What is interdealer broking? | Other finance on The Gateway

What is interdealer broking?

ICAP's Head of London and EMEA Broking gives Lucy Mair an introduction to this part of the finance industry

ICAP is the world's largest interdealer broker with a network of operations in 32 countries and expertise in financial, foreign exchange and commodities markets. The firm also offers post-trade risk management services and provides market data and financial information to its clients. We caught up with CEO of Broking for London and EMEA Gary Smith to find out more.

What is interdealer broking?

Interdealer broking involves bringing buyers and sellers together to execute a transaction in the financial markets. Brokers liaise between counterparties to establish a price and volume, find liquidity and make a deal.

Broking occupies an important place in finance because whenever someone wants to buy or sell something, they want to ensure they get the best possible price available in the market.

Interdealer broking is purely intermediary, meaning we don't trade on our own behalf, raise capital, make trading decisions or give investment advice as investment banks do. We take a commission on every trade that we facilitate to earn revenue for the firm.

What is voice broking, and how does it differ from electronic broking?

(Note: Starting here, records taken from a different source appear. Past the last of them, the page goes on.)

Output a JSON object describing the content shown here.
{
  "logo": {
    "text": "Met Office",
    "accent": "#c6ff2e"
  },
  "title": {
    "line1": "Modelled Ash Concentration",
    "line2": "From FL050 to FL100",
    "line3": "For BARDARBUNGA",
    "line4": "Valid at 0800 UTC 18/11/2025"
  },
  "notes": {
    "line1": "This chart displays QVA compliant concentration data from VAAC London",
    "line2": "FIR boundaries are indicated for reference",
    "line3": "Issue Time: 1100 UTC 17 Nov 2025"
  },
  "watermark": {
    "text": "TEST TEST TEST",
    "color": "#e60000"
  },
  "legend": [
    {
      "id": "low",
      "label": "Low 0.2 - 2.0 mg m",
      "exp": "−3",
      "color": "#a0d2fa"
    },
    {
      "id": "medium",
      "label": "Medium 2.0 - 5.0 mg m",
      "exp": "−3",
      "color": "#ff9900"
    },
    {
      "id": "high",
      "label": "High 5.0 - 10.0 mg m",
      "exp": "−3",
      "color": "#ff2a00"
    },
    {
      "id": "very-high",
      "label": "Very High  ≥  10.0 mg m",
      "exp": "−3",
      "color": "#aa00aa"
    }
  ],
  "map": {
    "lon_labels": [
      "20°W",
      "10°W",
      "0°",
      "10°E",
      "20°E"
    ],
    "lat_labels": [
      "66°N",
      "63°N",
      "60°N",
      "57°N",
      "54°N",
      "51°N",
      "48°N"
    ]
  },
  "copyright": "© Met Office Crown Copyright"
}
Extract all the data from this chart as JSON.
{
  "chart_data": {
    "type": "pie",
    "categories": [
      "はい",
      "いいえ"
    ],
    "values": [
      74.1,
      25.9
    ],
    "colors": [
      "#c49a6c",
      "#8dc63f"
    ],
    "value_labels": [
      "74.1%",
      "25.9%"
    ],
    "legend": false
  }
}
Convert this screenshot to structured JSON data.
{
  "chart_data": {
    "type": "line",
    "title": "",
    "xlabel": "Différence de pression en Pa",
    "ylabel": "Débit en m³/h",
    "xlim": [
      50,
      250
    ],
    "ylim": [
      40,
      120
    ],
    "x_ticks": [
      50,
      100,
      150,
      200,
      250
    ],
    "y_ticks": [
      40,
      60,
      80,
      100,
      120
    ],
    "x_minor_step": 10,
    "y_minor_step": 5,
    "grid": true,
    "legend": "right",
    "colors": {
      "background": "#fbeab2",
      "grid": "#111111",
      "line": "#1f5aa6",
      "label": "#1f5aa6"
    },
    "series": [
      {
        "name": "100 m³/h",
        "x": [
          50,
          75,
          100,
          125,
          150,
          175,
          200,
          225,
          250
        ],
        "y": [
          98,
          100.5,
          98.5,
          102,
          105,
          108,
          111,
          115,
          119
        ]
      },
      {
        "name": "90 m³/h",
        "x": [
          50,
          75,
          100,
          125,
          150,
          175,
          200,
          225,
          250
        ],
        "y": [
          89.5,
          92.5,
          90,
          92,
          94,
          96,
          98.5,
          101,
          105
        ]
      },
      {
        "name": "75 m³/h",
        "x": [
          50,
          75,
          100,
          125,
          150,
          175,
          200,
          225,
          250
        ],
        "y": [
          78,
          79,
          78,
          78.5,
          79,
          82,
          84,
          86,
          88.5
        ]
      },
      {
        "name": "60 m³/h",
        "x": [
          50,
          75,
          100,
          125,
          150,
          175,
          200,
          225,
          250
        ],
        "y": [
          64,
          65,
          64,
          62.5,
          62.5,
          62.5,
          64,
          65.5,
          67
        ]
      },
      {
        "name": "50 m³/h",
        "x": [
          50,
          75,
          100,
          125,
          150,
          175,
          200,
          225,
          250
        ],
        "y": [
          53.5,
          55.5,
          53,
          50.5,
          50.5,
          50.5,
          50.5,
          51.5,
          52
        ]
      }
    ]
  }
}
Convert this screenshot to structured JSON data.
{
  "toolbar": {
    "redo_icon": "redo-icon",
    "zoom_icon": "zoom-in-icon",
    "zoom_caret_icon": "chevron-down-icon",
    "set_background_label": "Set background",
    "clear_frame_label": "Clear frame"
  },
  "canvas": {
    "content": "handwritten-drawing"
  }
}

At ICAP we use three kinds of broking: voice broking, hybrid broking and electronic broking. Voice broking involves speaking to clients on the phone to negotiate prices and facilitate business. We use voice broking for less liquid, non-standardised markets. For example, credit derivatives and government bonds are commonly transacted by voice broking because they require more negotiation than standardised products.

Electronic broking is used in standardised and highly liquid markets such as certain commodities and foreign exchange. The prices are put on a platform and customers can transact electronically without the need for a human broker.

We also use a hybrid model, where a broker and the electronic system exist side by side. This allows clients to take advantage of electronic efficiencies while also having the option of discussing bespoke products with a broker.

How has interdealer broking changed since the beginning of your career?

Technology has become key to the business - ICAP wouldn't be in the market-leading position it is without technological innovation. The industry has changed significantly over the past 25 years thanks to the development of electronic trading.

How is interdealer broking faring in the challenging economic climate?

The volume of transactions in the markets is down considerably, so we're seeing subdued activity across most of our markets. As well as the global economic downturn, impending changes to regulation in the finance industry has cast uncertainty over the markets. However, we have also benefited from the price volatility in certain markets which encourages counterparties to trade.

How will the introduction of new regulation impact interdealer broking?

Stronger regulation means that financial markets will have to become more transparent and less risky. For interdealer broking, regulatory change presents opportunities to increase our volume of electronic and hybrid trading and deliver more post-trade risk management services. Financial institutions will face challenges in meeting higher reserve requirements, but our business is unencumbered by how much cash we have, so we'll play a role in locating liquidity and facilitating trades for them.

We're confident that ICAP's focus on innovation will put us in a strong position to deliver in the new marketplace. The sector is becoming more interesting and we'll need bright people to help us capitalise on these opportunities.